Thanks for the suggestions. Would you mind clarifying what you mean by "null model" here? Thinking about it, there are four models that are potentially relevant, at least the first two of which seem like possible nulls: counts ~ 1, counts ~ (1 | individual) , counts ~ celltype, counts ~ celltype + (1 | individual).

I'm a little confused by "directly compare the size of the random effects SDs for individuals and observations (residuals) across the full and null models". My attempt at parsing this:

1. calculate the SD of the individual effects (I've actually done a bit of analysis of this already)
2. calculate the SD of the residuals
3. do this for both full and null models
4. calculate the ratio of the variances

There are several points where I don't find this so clear...

• (1) is fine, but I'm not sure how this can be directly compared with (2) - (1) is on the log scale, so I guess this would also mean calculating residuals on the log scale?
• Which variance ratio are you suggesting? There are multiple options. Would it be something like: calculate SD of completely null model (to give the total variance that needs explaining); calculate SD of random effects (i.e. variance explained by individual); calculate SD of residuals (i.e. variance explained by whole model). Then you could show SD_indiv / SD_null, and SD_resid / SD_null. Or did you intend something different?

(Regarding your final comment, if I call performance::r2_nagelkerke(fit_glmm3), I get an error: no applicable method for 'r2_nagelkerke' applied to an object of class "glmmTMB".)

[bwiernik]

I'm not sure I get why a more complex model wouldn't give a better fit here.

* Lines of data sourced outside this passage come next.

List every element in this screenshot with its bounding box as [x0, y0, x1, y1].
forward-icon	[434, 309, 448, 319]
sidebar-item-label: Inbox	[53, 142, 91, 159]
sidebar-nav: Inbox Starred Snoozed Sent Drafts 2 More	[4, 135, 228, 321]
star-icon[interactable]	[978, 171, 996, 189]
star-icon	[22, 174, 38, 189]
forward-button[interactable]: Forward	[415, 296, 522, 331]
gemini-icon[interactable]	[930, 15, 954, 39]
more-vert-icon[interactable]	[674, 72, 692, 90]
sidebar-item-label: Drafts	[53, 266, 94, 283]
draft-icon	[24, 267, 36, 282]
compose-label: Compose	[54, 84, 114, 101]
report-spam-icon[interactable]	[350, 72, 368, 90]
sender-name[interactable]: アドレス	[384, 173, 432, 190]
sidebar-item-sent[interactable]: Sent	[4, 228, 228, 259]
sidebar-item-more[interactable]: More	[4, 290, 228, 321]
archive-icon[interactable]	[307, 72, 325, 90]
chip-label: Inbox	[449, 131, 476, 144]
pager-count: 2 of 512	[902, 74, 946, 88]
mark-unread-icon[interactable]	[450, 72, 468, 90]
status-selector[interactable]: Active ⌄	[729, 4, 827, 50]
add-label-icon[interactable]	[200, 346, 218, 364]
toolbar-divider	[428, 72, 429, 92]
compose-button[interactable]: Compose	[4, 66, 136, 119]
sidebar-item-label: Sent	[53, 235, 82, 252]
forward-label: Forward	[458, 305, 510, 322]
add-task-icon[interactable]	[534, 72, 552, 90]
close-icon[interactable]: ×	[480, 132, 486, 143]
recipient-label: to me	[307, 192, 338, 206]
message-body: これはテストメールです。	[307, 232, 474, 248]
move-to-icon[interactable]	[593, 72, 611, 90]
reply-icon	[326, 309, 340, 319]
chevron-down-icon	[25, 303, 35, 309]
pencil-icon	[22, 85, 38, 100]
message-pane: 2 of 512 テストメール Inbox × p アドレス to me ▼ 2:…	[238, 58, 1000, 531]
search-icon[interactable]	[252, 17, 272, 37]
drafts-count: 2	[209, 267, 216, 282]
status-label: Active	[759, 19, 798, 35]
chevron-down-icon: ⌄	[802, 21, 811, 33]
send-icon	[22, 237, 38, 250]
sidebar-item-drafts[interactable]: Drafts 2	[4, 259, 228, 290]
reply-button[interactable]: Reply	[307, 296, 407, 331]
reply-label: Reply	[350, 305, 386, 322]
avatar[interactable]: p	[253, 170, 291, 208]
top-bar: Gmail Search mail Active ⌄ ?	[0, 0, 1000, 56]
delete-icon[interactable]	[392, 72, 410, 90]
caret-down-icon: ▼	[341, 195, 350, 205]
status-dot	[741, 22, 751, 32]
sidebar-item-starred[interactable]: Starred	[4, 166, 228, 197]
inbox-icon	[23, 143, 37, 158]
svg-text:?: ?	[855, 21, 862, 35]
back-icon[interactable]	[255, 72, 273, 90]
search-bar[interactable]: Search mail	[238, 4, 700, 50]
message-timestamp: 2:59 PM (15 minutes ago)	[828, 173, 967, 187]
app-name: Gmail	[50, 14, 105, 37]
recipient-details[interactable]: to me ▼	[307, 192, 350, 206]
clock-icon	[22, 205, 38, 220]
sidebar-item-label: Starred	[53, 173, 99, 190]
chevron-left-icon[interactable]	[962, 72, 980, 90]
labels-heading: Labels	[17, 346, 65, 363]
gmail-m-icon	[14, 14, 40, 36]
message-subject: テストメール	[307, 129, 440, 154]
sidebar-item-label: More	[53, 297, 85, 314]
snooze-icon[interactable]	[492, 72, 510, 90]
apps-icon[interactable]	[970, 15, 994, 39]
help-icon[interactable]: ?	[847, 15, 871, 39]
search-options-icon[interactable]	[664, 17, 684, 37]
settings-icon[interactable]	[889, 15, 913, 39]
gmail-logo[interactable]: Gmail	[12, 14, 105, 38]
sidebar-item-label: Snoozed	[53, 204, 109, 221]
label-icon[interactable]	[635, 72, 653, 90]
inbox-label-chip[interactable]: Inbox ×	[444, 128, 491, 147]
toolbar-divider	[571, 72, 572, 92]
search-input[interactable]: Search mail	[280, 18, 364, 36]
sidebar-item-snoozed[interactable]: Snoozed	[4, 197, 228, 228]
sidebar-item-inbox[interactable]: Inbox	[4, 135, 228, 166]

R2 does not indicate "better fit" except in the case of linear regression. The likelihood and statistics derived from it, such as AIC, is what indicates model fit. You really should not try to interpret R2 values in this way when using GLMs (I would regard the log-normal model as a GLM in this case as well).

So for example:

mod_full <- glmmTMB(counts ~ cell_type + (1 | individual), offset = log(libsize) - log(1e6), data = data_dt, family = glmmTMB::nbinom2)
mod_null <- glmmTMB(counts ~ 1+ (1 | individual), offset = log(libsize) - log(1e6), data = data_dt, family = glmmTMB::nbinom2)
parameters::compare_parameters(mod_full, mod_null, effects = "random")

Either the ratio of the individual or observation/residual SDs across the models, depending on which was your level of interest (I assume the residual since I assume individual-level variation is not of substantive interest?).